Na kolana! Przecież jest ramadan!

wpomierna /varldenidag.se

publikacja 18.06.2015 15:25

Organizatorzy akcji „30 dni modlitwy za świat muzułmański” zachęcają szwedzkich chrześcijan do modlitwy, aby muzułmanie poznali Jezusa. To właśnie w Noc Przeznaczenia, która przypada pod koniec ramadanu, wielu muzułmanom śnił się Jezus.

Na kolana! Przecież jest ramadan! To właśnie w Noc Przeznaczenia, która przypada pod koniec ramadanu, wielu muzułmanom śnił się Jezus Mathias Apitz / CC 2.0

18 czerwca rozpoczyna się ramadan, czyli miesięczny post, który podejmują wyznawcy islamu. Organizatorzy akcji „30 dni modlitwy za świat muzułmański” zachęcają chrześcijan w Szwecji, aby w czasie ramadanu, kiedy muzułmanie zwracają szczególną uwagę na aspekt duchowy, otoczyć ich modlitwą. Chodzi o konkretne wołanie do Boga, aby muzułmanie doświadczyli osobistego spotkania z Jezusem.

Akcję wspierają chrześcijanie należący do różnych denominacji, głównie chrześcijanie ewangeliczni, zielonoświątkowi i protestanci. Działająca w Szwecji organizacja Open Doors od 2008 r. przygotowuje specjalne materiały, dla osób, które podejmują 30-dniową modlitwę za muzułmanów. Nie jest to pierwsza tego typu akcja. Inicjatorem modlitwy za muzułmanów w czasie ramadanu jest ruch 30 Days international, który działa już od 1993 r.

– Chcemy zachęcić chrześcijan z całego świata, aby modlili się za muzułmanów w tym szczególnym czasie, kiedy oni sami szukają odpowiedzi na pytanie, co nadaje życiu sens – mówią przedstawiciele szwedzkiego oddziału Open Doors.

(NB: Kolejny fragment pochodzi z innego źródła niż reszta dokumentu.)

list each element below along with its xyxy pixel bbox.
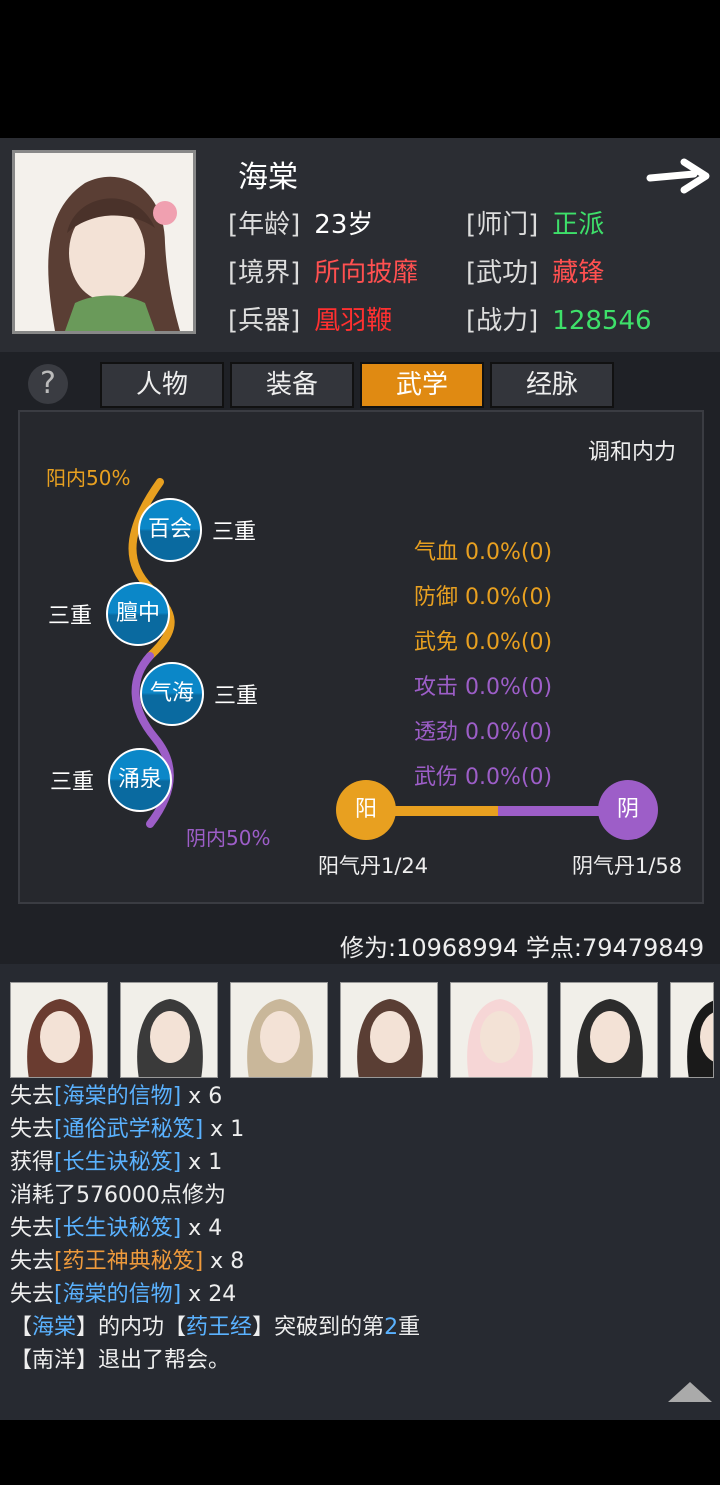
acupoint-node[interactable]: 膻中 (106, 582, 170, 646)
log-item-link[interactable]: [海棠的信物] (54, 1282, 181, 1307)
acupoint-level: 三重 (214, 684, 259, 709)
log-text: 失去 (10, 1216, 55, 1241)
info-value: 正派 (552, 210, 605, 240)
bonus-stat: 气血 0.0%(0) (414, 540, 553, 565)
character-thumbnail[interactable] (230, 982, 328, 1078)
info-row: [境界] 所向披靡 (228, 252, 418, 289)
yang-pill-label: 阳气丹1/24 (318, 854, 429, 878)
character-thumbnail[interactable] (10, 982, 108, 1078)
log-line: 【海棠】的内功【药王经】突破到的第2重 (10, 1309, 420, 1341)
info-value: 所向披靡 (314, 258, 419, 288)
log-text: 失去 (10, 1282, 55, 1307)
acupoint-level: 三重 (48, 604, 93, 629)
log-text: 消耗了576000点修为 (10, 1183, 226, 1208)
log-text: x 8 (203, 1249, 245, 1274)
log-line: 失去[通俗武学秘笈] x 1 (10, 1111, 244, 1143)
tab-3[interactable]: 经脉 (490, 362, 614, 408)
log-item-link[interactable]: 药王经 (186, 1315, 252, 1340)
bonus-stat: 防御 0.0%(0) (414, 585, 553, 610)
log-item-link[interactable]: 海棠 (32, 1315, 76, 1340)
log-text: 】的内功【 (76, 1315, 187, 1340)
acupoint-level: 三重 (50, 770, 95, 795)
log-line: 失去[长生诀秘笈] x 4 (10, 1210, 222, 1242)
info-label: [境界] (228, 258, 301, 288)
info-row: [战力] 128546 (466, 300, 652, 337)
info-value: 藏锋 (552, 258, 605, 288)
log-line: 失去[海棠的信物] x 24 (10, 1276, 236, 1308)
log-item-link[interactable]: [长生诀秘笈] (54, 1216, 181, 1241)
log-line: 【南洋】退出了帮会。 (10, 1342, 230, 1374)
info-value: 凰羽鞭 (314, 306, 393, 336)
yin-internal-label: 阴内50% (186, 826, 271, 850)
info-row: [武功] 藏锋 (466, 252, 604, 289)
cultivation-points: 修为:10968994 学点:79479849 (340, 934, 705, 962)
info-label: [师门] (466, 210, 539, 240)
yin-yang-bar (366, 806, 630, 816)
yin-pill-icon[interactable]: 阴 (598, 780, 658, 840)
bonus-stat: 攻击 0.0%(0) (414, 675, 553, 700)
log-line: 失去[药王神典秘笈] x 8 (10, 1243, 244, 1275)
log-item-link[interactable]: [通俗武学秘笈] (54, 1117, 203, 1142)
log-line: 消耗了576000点修为 (10, 1177, 226, 1209)
character-thumbnail[interactable] (120, 982, 218, 1078)
log-line: 失去[海棠的信物] x 6 (10, 1078, 222, 1110)
info-label: [年龄] (228, 210, 301, 240)
log-text: x 1 (203, 1117, 245, 1142)
character-name: 海棠 (238, 160, 298, 195)
info-row: [年龄] 23岁 (228, 204, 373, 241)
log-item-link[interactable]: [海棠的信物] (54, 1084, 181, 1109)
log-text: 失去 (10, 1249, 55, 1274)
yin-pill-label: 阴气丹1/58 (572, 854, 683, 878)
log-text: 重 (398, 1315, 421, 1340)
acupoint-node[interactable]: 百会 (138, 498, 202, 562)
log-line: 获得[长生诀秘笈] x 1 (10, 1144, 222, 1176)
log-text: 获得 (10, 1150, 55, 1175)
reconcile-button[interactable]: 调和内力 (588, 434, 676, 466)
scroll-up-icon[interactable] (668, 1382, 712, 1402)
log-item-link[interactable]: [药王神典秘笈] (54, 1249, 203, 1274)
bonus-stat: 武免 0.0%(0) (414, 630, 553, 655)
acupoint-node[interactable]: 气海 (140, 662, 204, 726)
character-portrait[interactable] (12, 150, 196, 334)
tab-0[interactable]: 人物 (100, 362, 224, 408)
bonus-stat: 武伤 0.0%(0) (414, 765, 553, 790)
tab-1[interactable]: 装备 (230, 362, 354, 408)
tab-2[interactable]: 武学 (360, 362, 484, 408)
next-arrow-icon[interactable] (646, 156, 712, 196)
character-thumbnail[interactable] (560, 982, 658, 1078)
info-row: [兵器] 凰羽鞭 (228, 300, 392, 337)
bonus-stat: 透劲 0.0%(0) (414, 720, 553, 745)
info-value: 128546 (552, 306, 652, 336)
character-thumbnail[interactable] (670, 982, 714, 1078)
log-item-link[interactable]: [长生诀秘笈] (54, 1150, 181, 1175)
log-text: x 1 (181, 1150, 223, 1175)
log-text: 【南洋】退出了帮会。 (10, 1348, 231, 1373)
log-text: x 4 (181, 1216, 223, 1241)
log-text: x 6 (181, 1084, 223, 1109)
acupoint-node[interactable]: 涌泉 (108, 748, 172, 812)
info-label: [武功] (466, 258, 539, 288)
character-header: 海棠 [年龄] 23岁 [师门] 正派 [境界] 所向披靡 [武功] 藏锋 [兵器] 凰羽鞭 [战力… (0, 138, 720, 352)
character-thumbnail[interactable] (450, 982, 548, 1078)
log-text: 失去 (10, 1084, 55, 1109)
yang-pill-icon[interactable]: 阳 (336, 780, 396, 840)
log-item-link[interactable]: 2 (384, 1315, 398, 1340)
info-label: [兵器] (228, 306, 301, 336)
log-text: x 24 (181, 1282, 237, 1307)
info-label: [战力] (466, 306, 539, 336)
acupoint-level: 三重 (212, 520, 257, 545)
log-text: 失去 (10, 1117, 55, 1142)
info-value: 23岁 (314, 210, 374, 240)
help-icon[interactable]: ? (28, 364, 68, 404)
log-text: 】突破到的第 (252, 1315, 385, 1340)
character-thumbnail[interactable] (340, 982, 438, 1078)
log-text: 【 (10, 1315, 33, 1340)
yang-internal-label: 阳内50% (46, 466, 131, 490)
info-row: [师门] 正派 (466, 204, 604, 241)
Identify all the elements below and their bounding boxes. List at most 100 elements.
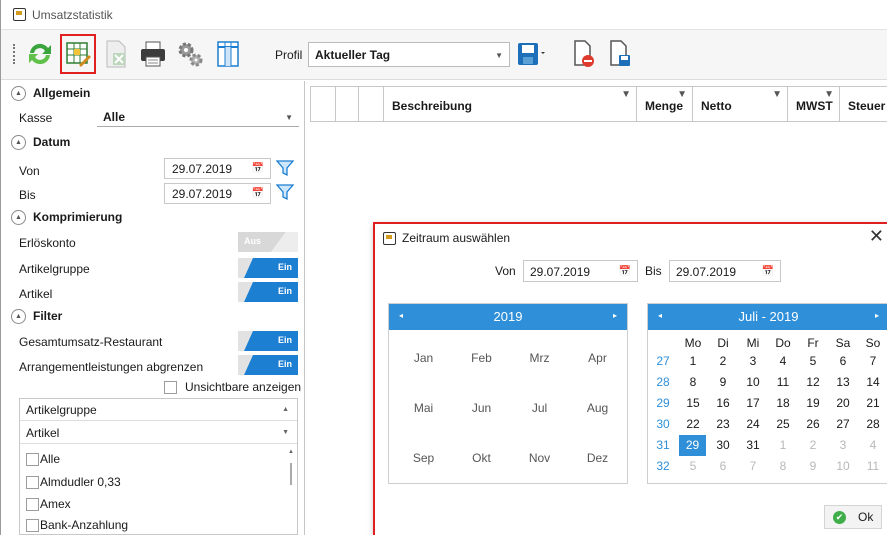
scroll-thumb[interactable] xyxy=(290,463,292,485)
day-cell[interactable]: 14 xyxy=(858,375,887,389)
day-cell[interactable]: 12 xyxy=(798,375,828,389)
day-cell[interactable]: 11 xyxy=(768,375,798,389)
day-cell[interactable]: 17 xyxy=(738,396,768,410)
month-cell[interactable]: Dez xyxy=(568,451,627,465)
filter-header-artikelgruppe[interactable]: Artikelgruppe ▲ xyxy=(20,399,297,421)
save-as-icon[interactable] xyxy=(603,35,637,73)
day-cell[interactable]: 13 xyxy=(828,375,858,389)
day-cell[interactable]: 4 xyxy=(858,438,887,452)
day-cell[interactable]: 19 xyxy=(798,396,828,410)
list-item[interactable]: Amex xyxy=(26,497,71,511)
day-cell[interactable]: 18 xyxy=(768,396,798,410)
day-cell[interactable]: 27 xyxy=(828,417,858,431)
filter-icon[interactable]: ▼ xyxy=(824,89,834,100)
next-month-icon[interactable]: ▸ xyxy=(875,311,879,320)
ok-button[interactable]: ✔ Ok xyxy=(824,505,882,529)
list-item[interactable]: Bank-Anzahlung xyxy=(26,518,128,532)
day-cell[interactable]: 24 xyxy=(738,417,768,431)
day-cell[interactable]: 1 xyxy=(768,438,798,452)
arrangement-toggle[interactable]: Ein xyxy=(238,355,298,375)
month-cell[interactable]: Jun xyxy=(452,401,511,415)
save-icon[interactable] xyxy=(513,35,547,73)
unsichtbare-checkbox[interactable]: Unsichtbare anzeigen xyxy=(164,380,301,394)
calendar-icon[interactable]: 📅 xyxy=(619,266,631,277)
day-cell[interactable]: 2 xyxy=(708,354,738,368)
collapse-icon[interactable]: ▲ xyxy=(11,308,26,324)
day-cell[interactable]: 15 xyxy=(678,396,708,410)
dialog-bis-input[interactable]: 29.07.2019 📅 xyxy=(669,260,781,282)
month-cell[interactable]: Feb xyxy=(452,351,511,365)
grid-col-blank[interactable] xyxy=(311,87,336,122)
section-datum[interactable]: ▲ Datum xyxy=(11,132,70,152)
grid-col-blank[interactable] xyxy=(359,87,384,122)
month-cell[interactable]: Mrz xyxy=(510,351,569,365)
calendar-icon[interactable]: 📅 xyxy=(252,188,264,199)
month-cell[interactable]: Sep xyxy=(394,451,453,465)
filter-icon[interactable]: ▼ xyxy=(621,89,631,100)
kasse-select[interactable]: Alle ▼ xyxy=(97,107,299,127)
toolbar-grip[interactable] xyxy=(13,44,15,64)
gesamtumsatz-toggle[interactable]: Ein xyxy=(238,331,298,351)
day-cell[interactable]: 25 xyxy=(768,417,798,431)
month-cell[interactable]: Okt xyxy=(452,451,511,465)
calendar-icon[interactable]: 📅 xyxy=(252,163,264,174)
section-komprimierung[interactable]: ▲ Komprimierung xyxy=(11,207,122,227)
month-cell[interactable]: Nov xyxy=(510,451,569,465)
day-cell[interactable]: 1 xyxy=(678,354,708,368)
collapse-icon[interactable]: ▲ xyxy=(11,209,26,225)
month-cell[interactable]: Jul xyxy=(510,401,569,415)
dialog-von-input[interactable]: 29.07.2019 📅 xyxy=(523,260,638,282)
next-year-icon[interactable]: ▸ xyxy=(613,311,617,320)
funnel-icon[interactable] xyxy=(276,159,294,177)
day-cell[interactable]: 11 xyxy=(858,459,887,473)
filter-icon[interactable]: ▼ xyxy=(677,89,687,100)
month-cell[interactable]: Apr xyxy=(568,351,627,365)
day-cell[interactable]: 10 xyxy=(828,459,858,473)
day-cell[interactable]: 8 xyxy=(678,375,708,389)
artikelgruppe-toggle[interactable]: Ein xyxy=(238,258,298,278)
grid-col-blank[interactable] xyxy=(336,87,359,122)
month-cell[interactable]: Jan xyxy=(394,351,453,365)
day-cell[interactable]: 4 xyxy=(768,354,798,368)
filter-icon[interactable]: ▼ xyxy=(772,89,782,100)
checkbox[interactable] xyxy=(164,380,177,394)
list-item[interactable]: Almdudler 0,33 xyxy=(26,475,121,489)
day-cell[interactable]: 31 xyxy=(738,438,768,452)
prev-month-icon[interactable]: ◂ xyxy=(658,311,662,320)
refresh-icon[interactable] xyxy=(23,35,57,73)
day-cell[interactable]: 7 xyxy=(858,354,887,368)
day-cell[interactable]: 9 xyxy=(798,459,828,473)
day-cell[interactable]: 16 xyxy=(708,396,738,410)
grid-settings-icon[interactable] xyxy=(60,34,96,74)
section-allgemein[interactable]: ▲ Allgemein xyxy=(11,83,90,103)
filter-header-artikel[interactable]: Artikel ▼ xyxy=(20,422,297,444)
day-cell[interactable]: 26 xyxy=(798,417,828,431)
artikel-toggle[interactable]: Ein xyxy=(238,282,298,302)
print-icon[interactable] xyxy=(136,35,170,73)
day-cell[interactable]: 7 xyxy=(738,459,768,473)
grid-col-steuer[interactable]: Steuer xyxy=(840,87,887,122)
day-cell[interactable]: 22 xyxy=(678,417,708,431)
calendar-icon[interactable]: 📅 xyxy=(762,266,774,277)
day-cell[interactable]: 21 xyxy=(858,396,887,410)
bis-date-input[interactable]: 29.07.2019 📅 xyxy=(164,183,271,204)
day-cell[interactable]: 8 xyxy=(768,459,798,473)
day-cell[interactable]: 6 xyxy=(828,354,858,368)
collapse-icon[interactable]: ▲ xyxy=(11,134,26,150)
close-icon[interactable]: ✕ xyxy=(869,226,884,247)
grid-col-mwst[interactable]: MWST ▼ xyxy=(788,87,840,122)
gears-icon[interactable] xyxy=(173,35,207,73)
day-cell[interactable]: 23 xyxy=(708,417,738,431)
day-cell[interactable]: 3 xyxy=(828,438,858,452)
day-cell[interactable]: 29 xyxy=(679,435,706,456)
delete-profile-icon[interactable] xyxy=(567,35,601,73)
scroll-up-icon[interactable]: ▲ xyxy=(288,449,294,455)
list-scrollbar[interactable]: ▲ xyxy=(287,447,295,535)
prev-year-icon[interactable]: ◂ xyxy=(399,311,403,320)
day-cell[interactable]: 28 xyxy=(858,417,887,431)
grid-col-menge[interactable]: Menge ▼ xyxy=(637,87,693,122)
day-cell[interactable]: 5 xyxy=(798,354,828,368)
funnel-icon[interactable] xyxy=(276,183,294,201)
profil-select[interactable]: Aktueller Tag ▼ xyxy=(308,42,510,67)
day-cell[interactable]: 5 xyxy=(678,459,708,473)
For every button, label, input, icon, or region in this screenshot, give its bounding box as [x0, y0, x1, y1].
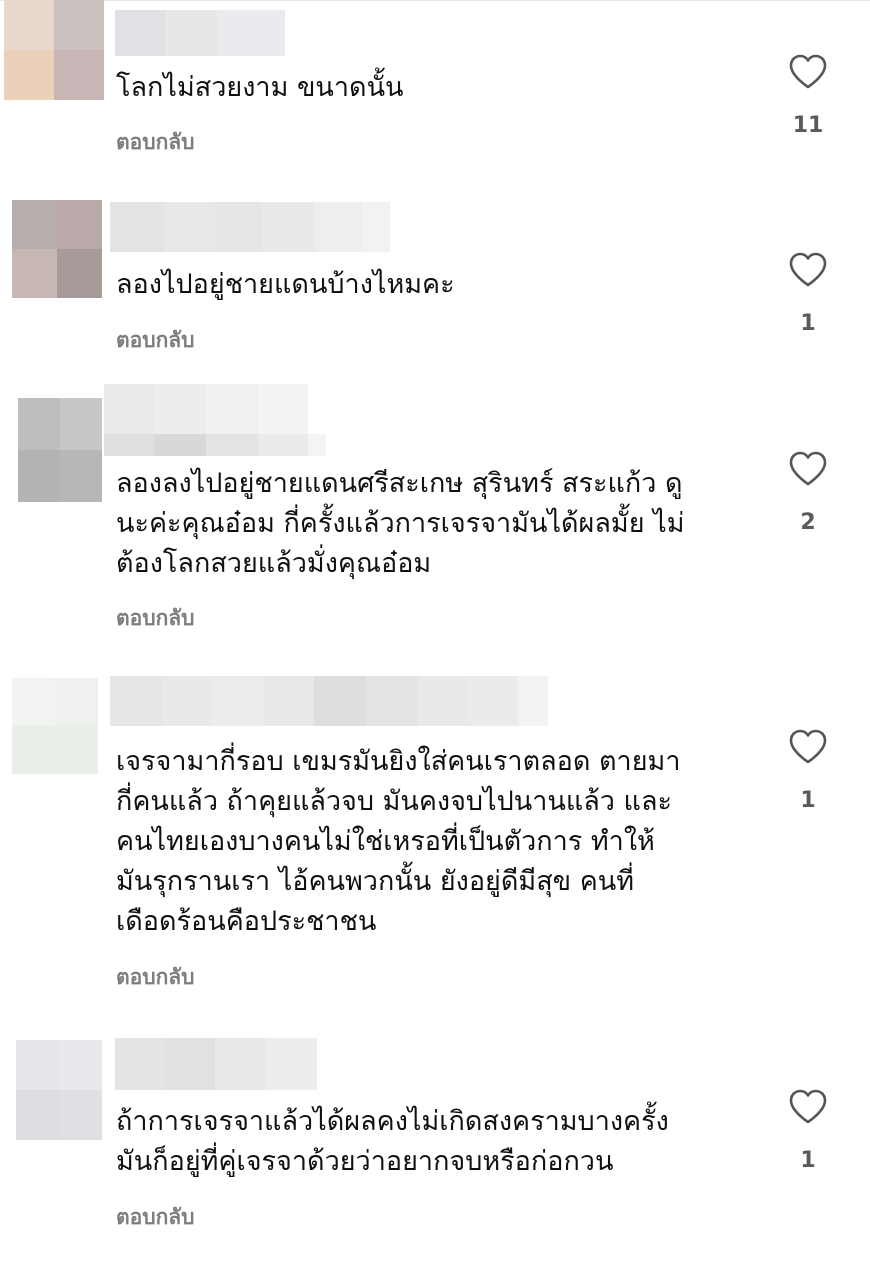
username-redacted[interactable]: [115, 10, 285, 56]
avatar[interactable]: [12, 678, 98, 774]
avatar[interactable]: [4, 0, 104, 100]
username-redacted[interactable]: [110, 676, 548, 726]
heart-outline-icon[interactable]: [788, 451, 828, 487]
comment-text: ลองลงไปอยู่ชายแดนศรีสะเกษ สุรินทร์ สระแก…: [116, 468, 685, 579]
heart-outline-icon[interactable]: [788, 252, 828, 288]
heart-outline-icon[interactable]: [788, 1089, 828, 1125]
like-count: 1: [800, 788, 816, 813]
reply-button[interactable]: ตอบกลับ: [116, 126, 195, 159]
avatar[interactable]: [18, 398, 102, 502]
heart-outline-icon[interactable]: [788, 729, 828, 765]
reply-button[interactable]: ตอบกลับ: [116, 961, 195, 994]
avatar[interactable]: [12, 200, 102, 298]
comment-text: ถ้าการเจรจาแล้วได้ผลคงไม่เกิดสงครามบางคร…: [116, 1106, 669, 1177]
avatar[interactable]: [16, 1040, 102, 1140]
like-count: 2: [800, 510, 816, 535]
reply-button[interactable]: ตอบกลับ: [116, 602, 195, 635]
username-redacted[interactable]: [115, 1038, 317, 1090]
like-count: 1: [800, 311, 816, 336]
heart-outline-icon[interactable]: [788, 54, 828, 90]
comment-text: เจรจามากี่รอบ เขมรมันยิงใส่คนเราตลอด ตาย…: [116, 746, 681, 937]
like-count: 1: [800, 1148, 816, 1173]
reply-button[interactable]: ตอบกลับ: [116, 324, 195, 357]
like-count: 11: [792, 113, 824, 138]
username-redacted[interactable]: [104, 384, 326, 456]
reply-button[interactable]: ตอบกลับ: [116, 1201, 195, 1234]
top-divider: [0, 0, 870, 5]
comment-text: โลกไม่สวยงาม ขนาดนั้น: [116, 72, 404, 103]
username-redacted[interactable]: [110, 202, 390, 252]
comment-text: ลองไปอยู่ชายแดนบ้างไหมคะ: [116, 269, 455, 300]
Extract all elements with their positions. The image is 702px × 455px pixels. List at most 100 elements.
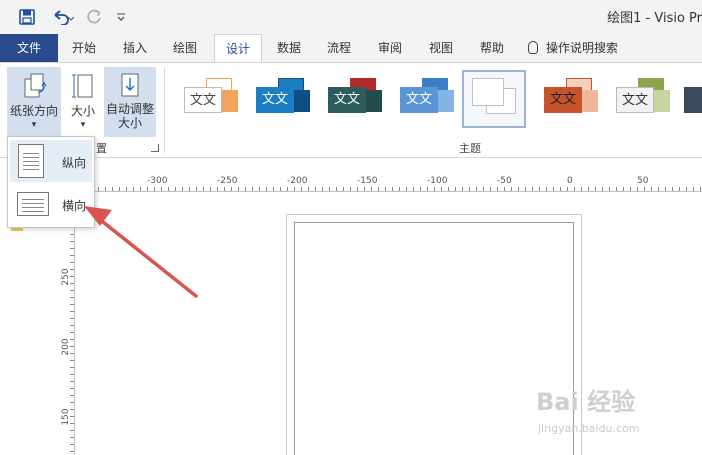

Noc z 12 na 13 lipca  nazywana jest Nocą Przeznaczenia. Ma ona szczególne znaczenie dla wielu muzułmanów, ponieważ to wtedy miało mieć miejsce pierwsze objawienie Koranu. Organizatorzy akcji piszą w przygotowanych przez siebie materiałach, że właśnie w Noc Przeznaczenia wielu muzułmanom śnił się Jezus. Inni doświadczali obecności Boga, która ostatecznie doprowadziła ich do przejścia na chrześcijaństwo.

– Mamy wiele świadectw od muzułmanów, którzy przyjechali do Szwecji jako uchodźcy i właśnie tutaj zdecydowali się oddać życie Jezusowi i zostali chrześcijanami. Nie wszyscy z nich dostają azyl w Szwecji i muszą wrócić, już jako chrześcijanie, na Bliski Wschód – powiedziała w rozmowie z gosc.pl przedstawicielka szwedzkiego oddziału Open Doors. 

Organizatorzy akcji podkreślają, że ważne jest, aby otoczyć modlitwą nie tylko muzułmanów z Bliskiego Wschodu, ale także tych mieszkających w Europie. Blisko 40% mieszkańców starającej się o akcesję do Unii Europejskiej Bośni i Hercegowiny stanowią muzułmanie.

– Jak możemy oczekiwać, że sami z siebie mieliby uwierzyć w Jezusa, skoro chrześcijaństwo kojarzy im się z religią ludzi, którzy dokonali masakry w Srebrenicy? – piszą organizatorzy akcji. – A jednak to właśnie ci muzułmanie tak bardzo potrzebują doświadczyć Jezusa, który jest Księciem Pokoju.